International operating profit was adversely affected by aircraft impairment charges of $19 million in 2004,
compared to a $6 million charge in 2003.
Supply Chain & Freight Operations
2005 compared to 2004
Supply Chain & Freight revenue increased $3.181 billion, or 113.1%, for the year. Forwarding services and
logistics revenue increased by $2.358 billion during the year, largely due to the acquisition of Menlo Worldwide
Forwarding in December 2004. The growth in our existing forwarding services and logistics businesses
(excluding Menlo Worldwide Forwarding) was driven by solid growth in our ocean and ground forwarding
operations. Revenue increased by $17 million during the year due to favorable currency fluctuations. Overall
growth continues to benefit from the expansion of our freight forwarding network throughout the world, as well
as the increase in global trade and the increased outsourcing of manufacturing and distribution.

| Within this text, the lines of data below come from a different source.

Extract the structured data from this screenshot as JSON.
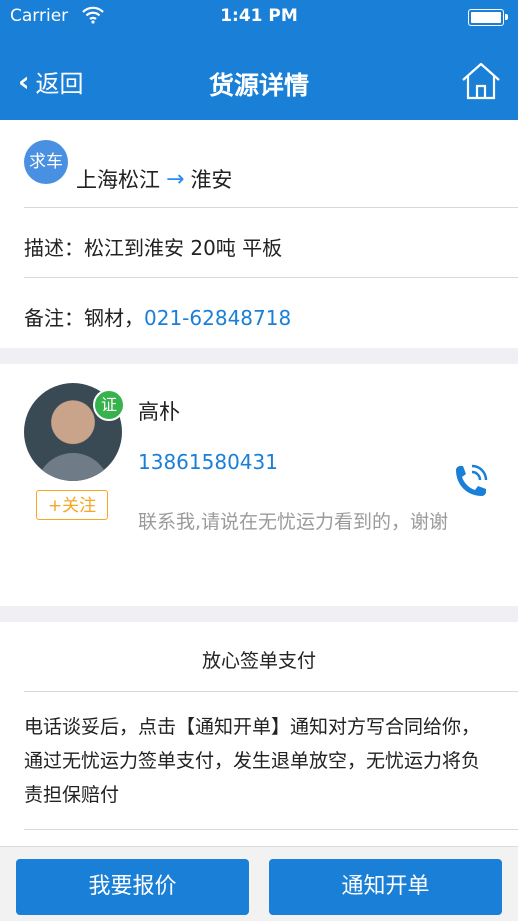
{
  "status_bar": {
    "carrier": "Carrier",
    "time": "1:41 PM"
  },
  "nav": {
    "back_label": "返回",
    "title": "货源详情"
  },
  "route": {
    "badge": "求车",
    "from": "上海松江",
    "to": "淮安"
  },
  "description": {
    "label": "描述：",
    "value": "松江到淮安 20吨 平板"
  },
  "note": {
    "label": "备注：",
    "value": "钢材，",
    "phone": "021-62848718"
  },
  "contact": {
    "verified_badge": "证",
    "follow_label": "+关注",
    "name": "高朴",
    "phone": "13861580431",
    "message": "联系我,请说在无忧运力看到的，谢谢"
  },
  "payment": {
    "title": "放心签单支付",
    "body": "电话谈妥后，点击【通知开单】通知对方写合同给你，通过无忧运力签单支付，发生退单放空，无忧运力将负责担保赔付"
  },
  "actions": {
    "quote_label": "我要报价",
    "notify_label": "通知开单"
  },
  "colors": {
    "primary": "#1a7fd6",
    "accent": "#f5a623",
    "verified": "#37b24d"
  }
}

During the third quarter of 2005, we completed our acquisition of Overnite Corp., now known as UPS
Freight, which offers a variety of less-than-truckload (LTL) and truckload services to customers in North
America. Overnite’s results have been included in the Supply Chain & Freight reporting segment since the
August 5, 2005 acquisition date. Overnite generally reported improvements in its operating performance
measures in the post-acquisition period versus the same period a year ago when it was not a part of UPS,
including improvements in average daily LTL shipments and average LTL revenue per LTL hundredweight.
The other businesses within Supply Chain & Freight, which include our retail franchising business, our mail
and consulting services, and our financial business, increased revenue by 6.0% during the year. This revenue
growth was primarily due to increased revenue at our mail and financial services units.
Operating profit for the Supply Chain & Freight segment increased by $18 million, or 13.0%, for the year,
largely due to the operating profits generated by Overnite. Operating profit and margin were negatively affected
by operating losses incurred in the acquired Menlo Worldwide Forwarding operations, as well as costs incurred
in integrating this business into our existing forwarding services business. Currency fluctuations positively
affected operating profit by $4 million during the year. Operating profit also was favorably impacted by $15
million due to a change in our Management Incentive Awards program (discussed below in “Operating
Expenses”).
2004 compared to 2003
Supply Chain & Freight revenue increased $299 million, or 11.9%, for the year. Freight services and
logistics revenue increased by 11.9% during the year, with strong growth in our air and ground freight
forwarding businesses, as well as our logistics business. The acquisition of Menlo Worldwide Forwarding, which
was completed in December 2004, increased freight services and logistics revenue by $33 million. Favorable
currency fluctuations provided $73 million of the increase in revenue for the year. The other businesses within
Supply Chain & Freight, which includes our retail franchising business, our mail and consulting services, and our
financial business, increased revenue by 11.9% for the year, largely due to strong double-digit franchise and
royalty revenue growth at our retail franchising business resulting from an expanding store base.
Supply Chain & Freight operating profit increased $82 million, or 146.4%, and operating margin increased
by 270 basis points for the year, primarily due to improved results from our financial business (largely due to a
lower loan loss provision), and our mail services business, which was affected in 2003 by the sale of our Mail
Technologies business unit as described in the next paragraph. Our retail franchising business also experienced
profit growth, due to the increased franchise and royalty revenue noted previously. These increases were partially
offset by somewhat lower profits at our freight services and logistics operations.